Anti-floating structure combining convex crown beam and square capping beam

Technical Field

The utility model belongs to the technical field of subway station foundation pit engineering, and particularly relates to an anti-floating structure formed by combining a convex crown beam and a square capping beam.

Background

Subway construction combines together with urban construction, causes the condition such as station top earthing inadequately easily, and especially in the higher city of groundwater level, utilizes subway station major structure and earthing dead weight to hardly satisfy the anti requirement of station, needs to set up anti floating structure.

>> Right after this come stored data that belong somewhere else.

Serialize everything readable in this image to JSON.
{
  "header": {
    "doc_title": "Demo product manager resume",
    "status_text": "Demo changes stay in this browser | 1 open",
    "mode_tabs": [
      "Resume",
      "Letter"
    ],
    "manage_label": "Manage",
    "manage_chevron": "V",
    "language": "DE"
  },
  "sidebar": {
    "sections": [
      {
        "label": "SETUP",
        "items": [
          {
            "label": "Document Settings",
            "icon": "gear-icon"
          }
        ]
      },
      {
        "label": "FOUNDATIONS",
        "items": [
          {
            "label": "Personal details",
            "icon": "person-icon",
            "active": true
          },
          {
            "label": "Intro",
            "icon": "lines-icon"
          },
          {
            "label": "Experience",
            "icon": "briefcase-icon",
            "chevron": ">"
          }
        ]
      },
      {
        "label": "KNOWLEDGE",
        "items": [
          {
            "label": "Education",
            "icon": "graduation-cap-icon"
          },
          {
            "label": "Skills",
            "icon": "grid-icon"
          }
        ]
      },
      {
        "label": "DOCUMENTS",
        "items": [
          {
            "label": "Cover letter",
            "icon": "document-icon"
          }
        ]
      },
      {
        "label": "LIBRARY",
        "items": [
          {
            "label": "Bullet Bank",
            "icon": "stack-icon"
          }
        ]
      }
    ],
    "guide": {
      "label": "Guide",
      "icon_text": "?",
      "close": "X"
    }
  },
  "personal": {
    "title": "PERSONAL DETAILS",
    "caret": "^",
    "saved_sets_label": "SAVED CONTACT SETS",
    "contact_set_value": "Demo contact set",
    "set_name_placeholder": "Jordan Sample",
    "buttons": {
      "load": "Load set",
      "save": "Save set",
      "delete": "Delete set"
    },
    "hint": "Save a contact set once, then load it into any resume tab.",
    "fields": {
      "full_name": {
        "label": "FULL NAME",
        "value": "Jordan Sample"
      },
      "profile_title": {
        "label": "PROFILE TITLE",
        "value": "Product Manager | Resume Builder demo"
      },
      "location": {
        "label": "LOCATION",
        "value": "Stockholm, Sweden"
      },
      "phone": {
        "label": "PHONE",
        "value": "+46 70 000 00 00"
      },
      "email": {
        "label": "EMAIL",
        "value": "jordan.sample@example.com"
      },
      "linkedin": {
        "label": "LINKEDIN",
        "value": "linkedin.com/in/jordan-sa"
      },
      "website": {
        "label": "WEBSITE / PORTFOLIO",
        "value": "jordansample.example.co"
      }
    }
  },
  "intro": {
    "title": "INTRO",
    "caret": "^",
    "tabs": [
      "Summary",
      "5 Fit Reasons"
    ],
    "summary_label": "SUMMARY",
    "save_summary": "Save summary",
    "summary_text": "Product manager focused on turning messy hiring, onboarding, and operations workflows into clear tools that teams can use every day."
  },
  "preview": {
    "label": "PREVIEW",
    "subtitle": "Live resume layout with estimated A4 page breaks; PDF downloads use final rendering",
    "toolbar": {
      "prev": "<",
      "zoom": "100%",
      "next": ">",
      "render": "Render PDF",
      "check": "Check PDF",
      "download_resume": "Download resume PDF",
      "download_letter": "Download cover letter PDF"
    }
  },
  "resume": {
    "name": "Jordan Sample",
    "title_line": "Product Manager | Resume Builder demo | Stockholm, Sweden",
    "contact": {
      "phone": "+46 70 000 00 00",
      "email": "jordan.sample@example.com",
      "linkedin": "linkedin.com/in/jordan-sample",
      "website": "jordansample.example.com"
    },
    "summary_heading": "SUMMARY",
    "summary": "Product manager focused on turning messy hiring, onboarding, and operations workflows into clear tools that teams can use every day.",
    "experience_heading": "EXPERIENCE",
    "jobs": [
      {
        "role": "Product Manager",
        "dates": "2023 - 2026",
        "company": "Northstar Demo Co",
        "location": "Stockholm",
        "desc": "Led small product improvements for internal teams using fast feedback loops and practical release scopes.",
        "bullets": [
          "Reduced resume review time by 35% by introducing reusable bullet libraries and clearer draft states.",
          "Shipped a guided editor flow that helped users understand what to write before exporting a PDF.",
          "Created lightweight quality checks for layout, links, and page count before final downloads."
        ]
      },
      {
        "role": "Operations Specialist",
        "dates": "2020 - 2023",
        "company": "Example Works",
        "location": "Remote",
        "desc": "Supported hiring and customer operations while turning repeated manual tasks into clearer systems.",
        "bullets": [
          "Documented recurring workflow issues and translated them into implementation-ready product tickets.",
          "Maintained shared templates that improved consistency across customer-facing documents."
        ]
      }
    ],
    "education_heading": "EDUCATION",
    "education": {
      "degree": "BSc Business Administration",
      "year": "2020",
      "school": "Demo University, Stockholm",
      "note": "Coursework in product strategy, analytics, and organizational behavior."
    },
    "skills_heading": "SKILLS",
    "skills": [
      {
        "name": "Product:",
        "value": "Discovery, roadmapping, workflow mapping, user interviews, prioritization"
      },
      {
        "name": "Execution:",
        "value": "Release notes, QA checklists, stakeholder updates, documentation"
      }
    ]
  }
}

There are two common approaches to the current anti-floating body system:

the first method is that anti-floating piles are arranged at the bottom of a foundation pit according to calculation, and pile top steel bars are directly anchored into a structural bottom plate;

the second method is that the top beam is arranged around the structural roof, and the steel bars of the top beam are anchored into the existing retaining pile wall of the foundation pit in advance.

The second approach is more common because of the additional number of piles and the high cost of the first approach.

In the conventional common method, the connector is pre-buried on the guard pile, and after the station construction is completed, the capping construction is performed, however, the following problems exist:

first, pre-buried connector on the fender post, its construction leads to connector position and design position to produce the deviation easily, handles improperly moreover and causes connector corrosion, damage etc..

Secondly, a post-reinforcement-planting method is basically adopted on site, so that reinforcement planting engineering in a large range is caused, the quality is difficult to ensure, great difficulty is brought to the construction of the top beam, and the construction quality cannot be ensured.

Disclosure of Invention

The technical purpose is that: according to the anti-floating structure combining the convex crown beam and the square capping beam, the connector is embedded in the convex crown beam and used for being connected with the square capping beam, and the purposes that the position of the connector deviates in the construction process and the connector is corroded and damaged can be achieved.

The technical scheme is as follows: in order to achieve the technical purpose, the utility model adopts the following technical means:

the anti-floating structure of protruding formula crown beam and square capping beam combination for the buoyancy that the building resisted groundwater to produce is wherein still includes: the fender post and reinforcing bar, all anchor the reinforcing bar in fender post, the anti system that floats, anti system that floats is connected through inside reinforcing bar with the fender post, anti body system that floats includes:

the square capping beam is arranged above the building and is used for resisting water buoyancy generated underground by the building;

the convex crown beam is arranged at the pile top of the guard pile and is used for connecting the square capping beam;

the convex crown beam is provided with a convex structure for connecting with a supporting beam, and the supporting beam is used for supporting the convex crown beam before construction;

and the connector is arranged in the convex crown beam and is used for connecting the convex crown beam and anchored steel bars in the square capping beam.

Further, the position height of the convex crown beam is the same as that of the square capping beam.

Further, the connector is pre-buried in the convex crown beam and is close to one side of the square capping beam.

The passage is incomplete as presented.